Our children on drugs
According to an article that appeared on AlterNet on October 18, 2012 by Evelyn Pringle and Martha Rosenberg titled, “How Kids are Getting Hooked on Pills for Life,”2 (also included in this issue of Socialist Viewpoint) children in public schools are being diagnosed with everything from preschool depression, Autism, Bulimia, ADHD (Attention Deficit Hyperactivity Disorder), Asperger’s Syndrom, OCD (Obsessive Compulsive Disorder) and MDD (Major Depressive Disorder), PBD (Pediatric Bipolar Disorder), to name a few. And, not incidentally, these diagnoses mirror the massive proliferation of new, Big Pharma drugs being developed and prescribed to our children—and their parents have to pay for them!
So commonly are the drugs being dolled out that a song was written for the 10-year-old Bart Simpson character on the animated show, The Simpsons. Bart’s schoolboy antics earned him a prescription for Ritalin. The song goes like this with Bart singing to the tune of “Popeye, the Sailor Man:”

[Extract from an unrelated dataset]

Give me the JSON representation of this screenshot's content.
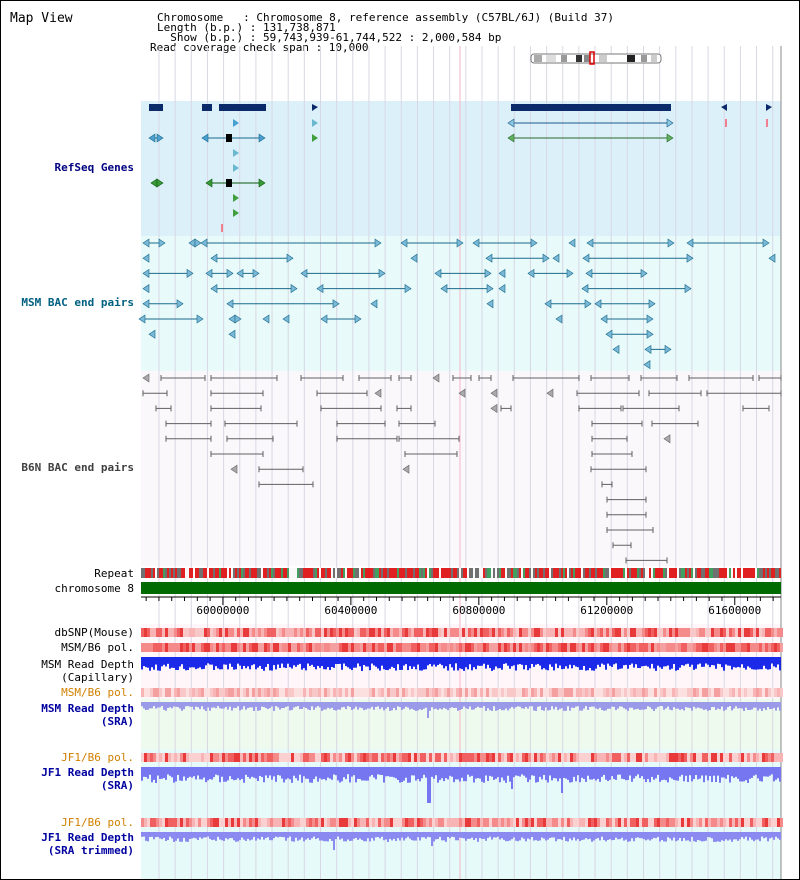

“When I can’t stop my fiddlin’
I just takes me Ritalin
I’m poppin’ and sailin’, man!”3
Not only are the drugs being increasingly marketed to millions of fearful parents who are trying to cope with increasing economic hardship and degenerating schools and the resultant resistance of our children to it, but Big Pharma is raking in billions of dollars in profits at our children’s expense.
Coping in school is practice for coping with second-tier employment and enduring hardship
According to an October 23, 2012 article in the New York Times by David Leonhardt titled, “Standard of Living Is in the Shadows as Election Issue”4:
“The pay gap between college graduates and everyone else is near a record. Despite the long economic slump—and the well-chronicled struggles of some college graduates—their unemployment rate is just 4.1 percent. …If educational attainment rises, more people will be able to get jobs that benefit from technology and global trade, rather than suffer from it.”

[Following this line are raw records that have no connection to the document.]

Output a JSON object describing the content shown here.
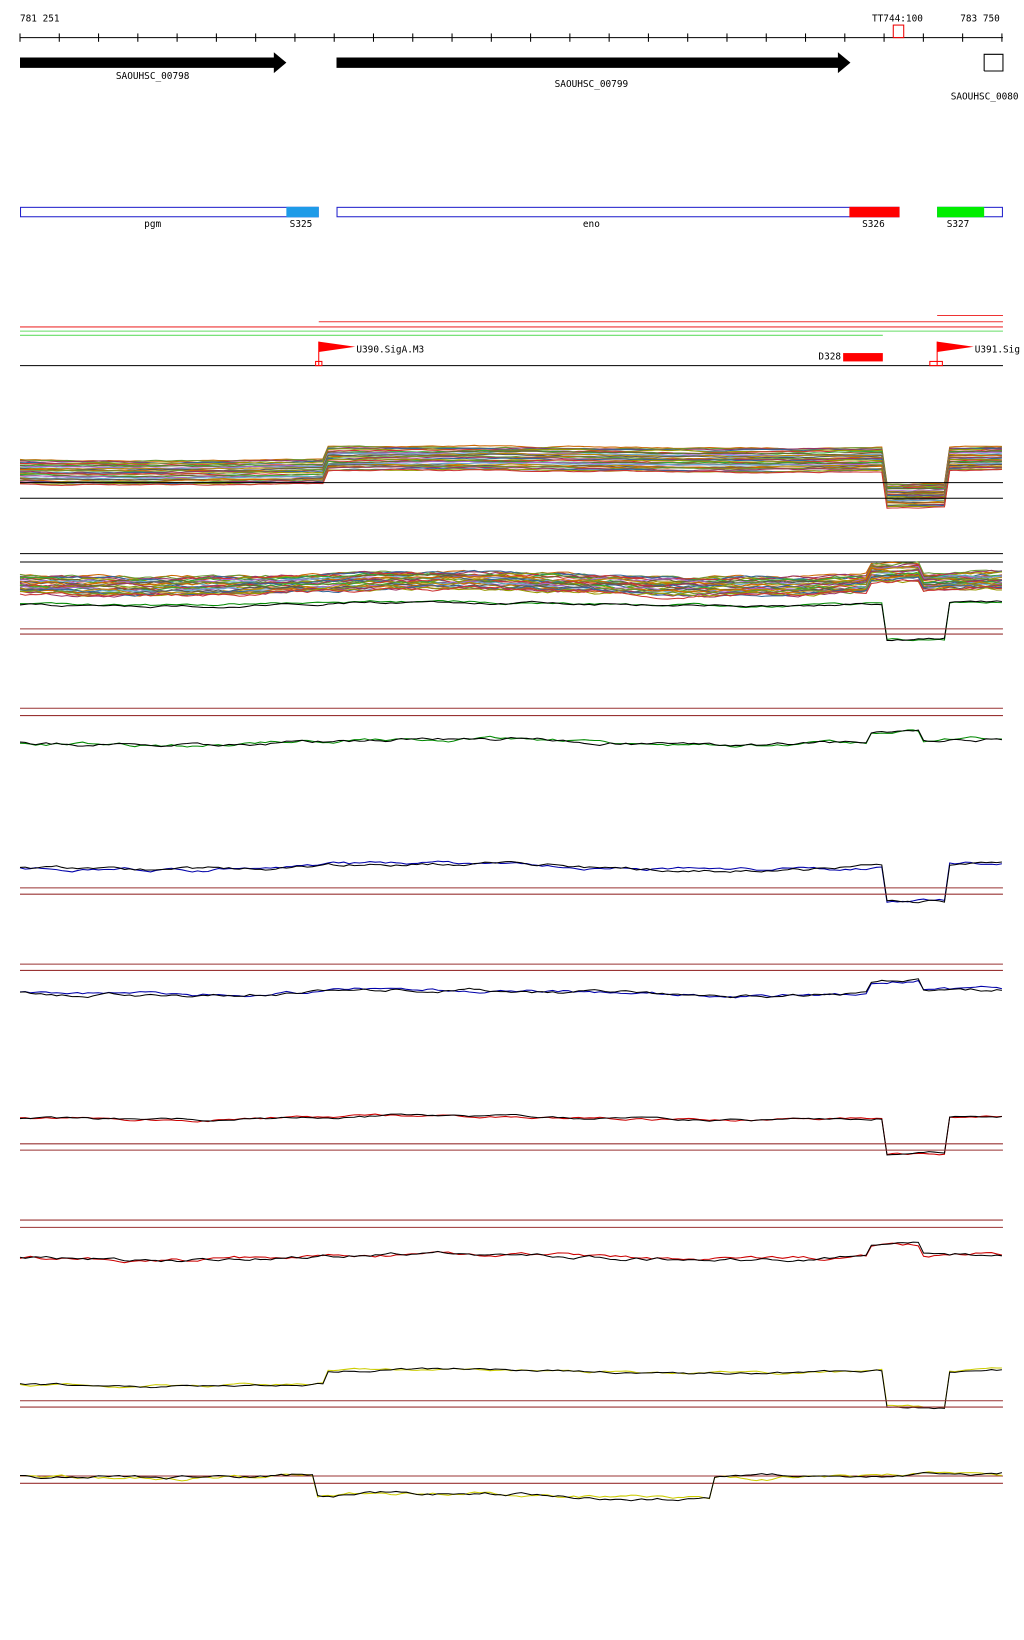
{
  "ruler": {
    "start": "781 251",
    "end": "783 750",
    "marker": "TT744:100"
  },
  "genes": [
    "SAOUHSC_00798",
    "SAOUHSC_00799",
    "SAOUHSC_0080"
  ],
  "segments": [
    "pgm",
    "S325",
    "eno",
    "S326",
    "S327"
  ],
  "features": [
    "U390.SigA.M3",
    "D328",
    "U391.Sig"
  ]
}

This is not true. The opposite is true. The more people who graduate college, the higher the unemployment rate will be among college graduates. There are not an unlimited number of high-paying jobs. Just ask all those college graduates now working at Starbucks!
And any chance of earning a comparable living in the trades or industry has been usurped by second and third-tier pay scales that condemn our children and grandchildren to a life of poverty and debt—and now drugs so they will continue to sit still through it all and take it, and not make a peep.
Or that’s the capitalists’ plan, anyway. Only we workers can put a monkey wrench in that plan—if we organize a massive fight against it, that is—and demand that all our schools be like Melia’s and Sasha’s Sidwell Friends School.